Ganas de matar

Daniel Marquez Soares

Parecería que, en el fondo, todo el mundo anda con ganas de matar. Basta un poco de presión grupal o una modesta garantía de impunidad para que más de uno opte por desahogarse quitándole la vida a alguien. El linchamiento de tres personas en Posorja la semana pasada constituye un siniestro llamado de atención sobre los tiempos que vivimos. Decenas de personas, gente normal con trabajos ordinarios y familias comunes, optaron por asesinar de forma cruel, alevosa y humillante a tres supuestos ladrones de niños que resultaron no tener nada que ver con el delito que les imputaban.

La maquinaria homicida echó a andar, como era de esperarse, gracias a las redes sociales y dispositivos de comunicación. Comenzó con paranoides mensajes acusadores, llenos de miedo e indignación, y terminó con la movilización de una turba sanguinaria, que exigía sacrificios humanos para aplacar su sed justiciera. Curiosamente, las reacciones posteriores al hecho en redes sociales resultaron igualmente demenciales; muchos lamentaban la equivocación, pero se apresuraban a justificar a los asesinos tumultuarios, resaltando lo difícil que era distinguir entre un tipo de criminal y otro. Hubiese sido bueno recordarles que, incluso si se tratara de verdaderos secuestradores de niños, no es correcto asesinar gente.

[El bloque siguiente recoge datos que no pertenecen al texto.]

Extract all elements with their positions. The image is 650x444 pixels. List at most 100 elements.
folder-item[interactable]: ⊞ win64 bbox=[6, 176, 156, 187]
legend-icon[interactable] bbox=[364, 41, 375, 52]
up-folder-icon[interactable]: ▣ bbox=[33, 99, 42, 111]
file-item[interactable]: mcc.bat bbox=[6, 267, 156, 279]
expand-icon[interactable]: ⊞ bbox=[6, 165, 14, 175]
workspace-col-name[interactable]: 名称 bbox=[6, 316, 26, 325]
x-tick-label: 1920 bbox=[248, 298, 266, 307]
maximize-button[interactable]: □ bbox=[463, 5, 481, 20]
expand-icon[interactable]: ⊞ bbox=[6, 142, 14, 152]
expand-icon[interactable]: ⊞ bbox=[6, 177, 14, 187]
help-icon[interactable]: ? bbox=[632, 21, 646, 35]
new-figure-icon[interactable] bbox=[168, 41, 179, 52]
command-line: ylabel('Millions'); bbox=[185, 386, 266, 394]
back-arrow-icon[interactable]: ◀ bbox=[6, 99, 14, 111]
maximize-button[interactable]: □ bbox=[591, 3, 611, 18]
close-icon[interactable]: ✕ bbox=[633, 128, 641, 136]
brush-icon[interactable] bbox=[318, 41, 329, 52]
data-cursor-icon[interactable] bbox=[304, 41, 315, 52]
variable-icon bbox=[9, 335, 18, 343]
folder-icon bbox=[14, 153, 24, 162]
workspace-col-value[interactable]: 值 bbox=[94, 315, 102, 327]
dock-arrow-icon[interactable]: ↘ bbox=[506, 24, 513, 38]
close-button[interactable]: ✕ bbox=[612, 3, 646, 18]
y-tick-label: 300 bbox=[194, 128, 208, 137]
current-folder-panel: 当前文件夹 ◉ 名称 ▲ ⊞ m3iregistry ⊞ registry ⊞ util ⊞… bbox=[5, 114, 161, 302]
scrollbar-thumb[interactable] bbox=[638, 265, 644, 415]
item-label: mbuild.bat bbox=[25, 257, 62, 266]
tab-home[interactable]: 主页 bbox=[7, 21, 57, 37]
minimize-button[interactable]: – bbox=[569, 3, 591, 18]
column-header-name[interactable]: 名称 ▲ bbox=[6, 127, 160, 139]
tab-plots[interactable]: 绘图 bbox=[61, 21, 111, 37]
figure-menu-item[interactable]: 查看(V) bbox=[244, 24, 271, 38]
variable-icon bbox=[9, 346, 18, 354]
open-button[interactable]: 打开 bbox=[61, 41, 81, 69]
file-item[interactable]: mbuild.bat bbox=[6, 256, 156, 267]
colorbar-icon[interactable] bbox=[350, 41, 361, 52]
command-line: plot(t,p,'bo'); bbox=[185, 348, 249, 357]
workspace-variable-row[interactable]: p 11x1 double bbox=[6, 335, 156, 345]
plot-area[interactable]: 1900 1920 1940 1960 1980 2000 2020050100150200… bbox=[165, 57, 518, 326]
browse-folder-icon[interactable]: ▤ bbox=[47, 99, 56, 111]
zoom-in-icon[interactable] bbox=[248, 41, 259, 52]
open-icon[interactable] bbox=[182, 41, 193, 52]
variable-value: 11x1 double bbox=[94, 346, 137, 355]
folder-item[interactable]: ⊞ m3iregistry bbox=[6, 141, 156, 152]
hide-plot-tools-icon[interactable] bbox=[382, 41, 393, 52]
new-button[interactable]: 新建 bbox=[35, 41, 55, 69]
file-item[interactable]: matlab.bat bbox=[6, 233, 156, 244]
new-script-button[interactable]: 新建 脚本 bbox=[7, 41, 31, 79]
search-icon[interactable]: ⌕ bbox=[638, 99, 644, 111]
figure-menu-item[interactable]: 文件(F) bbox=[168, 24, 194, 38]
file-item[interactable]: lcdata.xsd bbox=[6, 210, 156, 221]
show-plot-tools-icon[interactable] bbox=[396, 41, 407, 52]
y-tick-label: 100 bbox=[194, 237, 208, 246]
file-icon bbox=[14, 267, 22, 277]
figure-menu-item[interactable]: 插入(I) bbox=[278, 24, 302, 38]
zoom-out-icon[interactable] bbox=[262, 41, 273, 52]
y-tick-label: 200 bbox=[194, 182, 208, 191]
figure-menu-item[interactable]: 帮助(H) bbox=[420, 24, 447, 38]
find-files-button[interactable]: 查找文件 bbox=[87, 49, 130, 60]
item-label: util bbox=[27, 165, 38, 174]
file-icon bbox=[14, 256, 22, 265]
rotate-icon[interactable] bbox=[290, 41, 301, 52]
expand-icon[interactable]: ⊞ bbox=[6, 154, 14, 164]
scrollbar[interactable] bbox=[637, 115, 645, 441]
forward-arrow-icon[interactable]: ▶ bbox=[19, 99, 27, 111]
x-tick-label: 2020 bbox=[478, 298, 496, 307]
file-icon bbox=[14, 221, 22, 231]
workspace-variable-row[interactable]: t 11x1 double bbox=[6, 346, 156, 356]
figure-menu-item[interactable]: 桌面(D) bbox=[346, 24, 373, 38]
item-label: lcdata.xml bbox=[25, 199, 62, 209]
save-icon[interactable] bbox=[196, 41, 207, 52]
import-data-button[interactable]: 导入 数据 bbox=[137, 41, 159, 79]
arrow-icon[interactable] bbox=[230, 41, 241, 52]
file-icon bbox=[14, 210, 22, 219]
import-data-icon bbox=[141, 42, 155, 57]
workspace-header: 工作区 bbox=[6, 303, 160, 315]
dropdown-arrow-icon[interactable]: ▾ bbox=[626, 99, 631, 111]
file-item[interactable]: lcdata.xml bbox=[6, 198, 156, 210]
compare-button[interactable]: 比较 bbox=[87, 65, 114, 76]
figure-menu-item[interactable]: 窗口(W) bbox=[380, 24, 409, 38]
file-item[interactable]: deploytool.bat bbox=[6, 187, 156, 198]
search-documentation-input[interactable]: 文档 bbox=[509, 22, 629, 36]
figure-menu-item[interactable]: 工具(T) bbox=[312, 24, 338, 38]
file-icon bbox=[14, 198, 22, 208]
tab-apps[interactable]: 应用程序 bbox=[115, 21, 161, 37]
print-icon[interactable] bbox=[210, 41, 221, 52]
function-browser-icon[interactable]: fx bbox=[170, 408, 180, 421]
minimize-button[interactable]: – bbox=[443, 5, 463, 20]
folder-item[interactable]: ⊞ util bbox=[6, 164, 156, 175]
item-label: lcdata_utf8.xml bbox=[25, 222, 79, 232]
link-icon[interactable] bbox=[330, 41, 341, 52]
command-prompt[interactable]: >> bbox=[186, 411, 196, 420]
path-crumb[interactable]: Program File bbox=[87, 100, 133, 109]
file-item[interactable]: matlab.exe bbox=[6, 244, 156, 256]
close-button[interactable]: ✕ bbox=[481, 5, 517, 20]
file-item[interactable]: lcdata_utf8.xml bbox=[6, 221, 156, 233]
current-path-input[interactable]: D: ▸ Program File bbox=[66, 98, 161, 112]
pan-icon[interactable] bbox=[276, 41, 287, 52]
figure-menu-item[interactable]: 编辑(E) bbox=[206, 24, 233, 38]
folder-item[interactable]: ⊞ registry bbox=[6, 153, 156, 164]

La era de la comunicación ha resultado ser la era del odio. Las redes sociales nos permiten espiar otras vidas y sentirnos miserables; seguir de cerca a nuestros enemigos para revolcarnos en un pozo de envidia y mala fe; compartir nuestra peor faceta y nuestros más envenenados pensamientos, que nos valen la aprobación de otros tan podridos como nosotros; discutir impunemente de la forma más vil con aquellos a quienes despreciamos. En esta época, mostrarse en público como un loco despiadado resulta un ritual de reafirmación, así como elegir y apoyar a líderes que no pueden ofrecer nada más que la promesa de incendio, convulsión y rabia.

Este caso debe servir para sentar severos precedentes legales. A la larga, acusar a alguien de matar o robar niños como pretexto para masacrarlo es una vil costumbre que, desde la Edad Media, los grupos enfermos de resentimiento y desesperación han empleado como válvula de escape.